Rate-Distortion-Perception Tradeoff for Gaussian Vector Sources
Jingjing Qian, Sadaf Salehkalaibar, Jun Chen, Ashish Khisti, Wei Yu, Wuxian Shi, Yiqun Ge, Wen Tong
TL;DR
This work extends the rate-distortion-perception (RDP) framework to Gaussian vector sources under quadratic distortion and KL or Wasserstein-2 perception losses. It proves that jointly Gaussian reconstructions are optimal and derives a convex, per-component optimization that yields the RDP function, revealing that active perception forces positive, componentwise rates with unequal water levels, unlike traditional reverse water-filling.

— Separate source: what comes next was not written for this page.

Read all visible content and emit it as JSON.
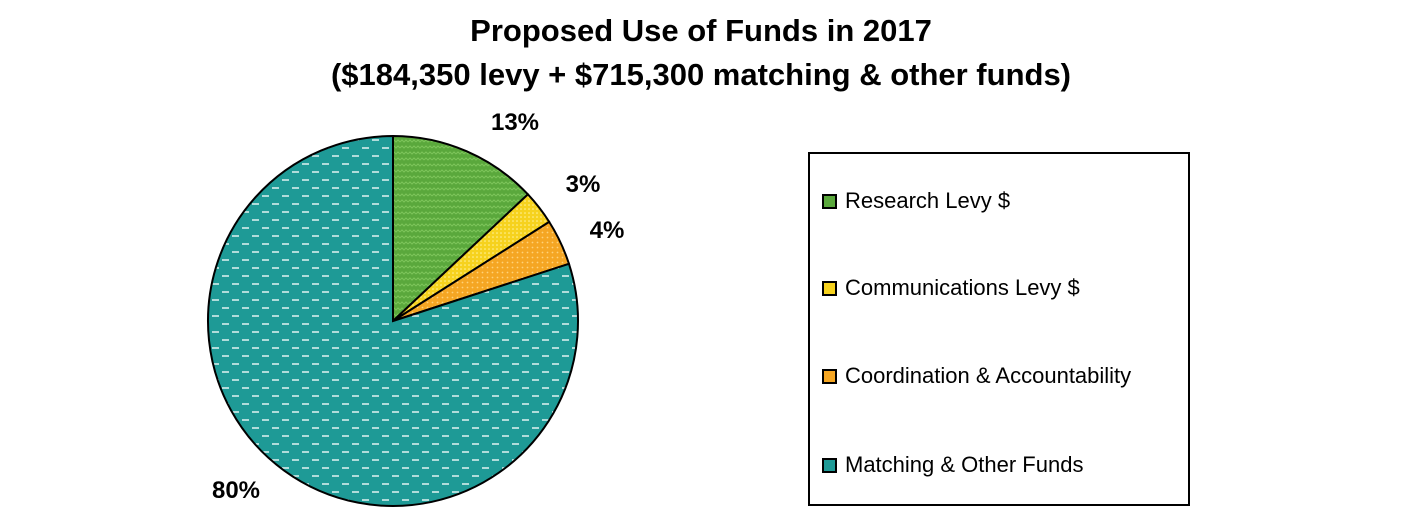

For both KL and Wasserstein-2 metrics, the optimal solution admits a generalized water-filling interpretation, with explicit conditions and, in some cases, closed-form characterizations of the per-component parameters. The perceptually perfect reconstruction case (P=0) provides clear structural insights and asymptotic behavior in high- and low-distortion regimes, offering guidance for perception-aware multivariate coding in practice.
Abstract
This paper studies the rate-distortion-perception (RDP) tradeoff for a Gaussian vector source coding problem where the goal is to compress the multi-component source subject to distortion and perception constraints. Specifically, the RDP setting with either the Kullback-Leibler (KL) divergence or Wasserstein-2 metric as the perception loss function is examined, and it is shown that for Gaussian vector sources, jointly Gaussian reconstructions are optimal. We further demonstrate that the optimal tradeoff can be expressed as an optimization problem, which can be explicitly solved. An interesting property of the optimal solution is as follows. Without the perception constraint, the traditional reverse water-filling solution for characterizing the rate-distortion (RD) tradeoff of a Gaussian vector source states that the optimal rate allocated to each component depends on a constant, called the water level. If the variance of a specific component is below the water level, it is assigned a zero compression rate. However, with active distortion and perception constraints, we show that the optimal rates allocated to the different components are always positive. Moreover, the water levels that determine the optimal rate allocation for different components are unequal. We further treat the special case of perceptually perfect reconstruction and study its RDP function in the high-distortion and low-distortion regimes to obtain insight to the structure of the optimal solution.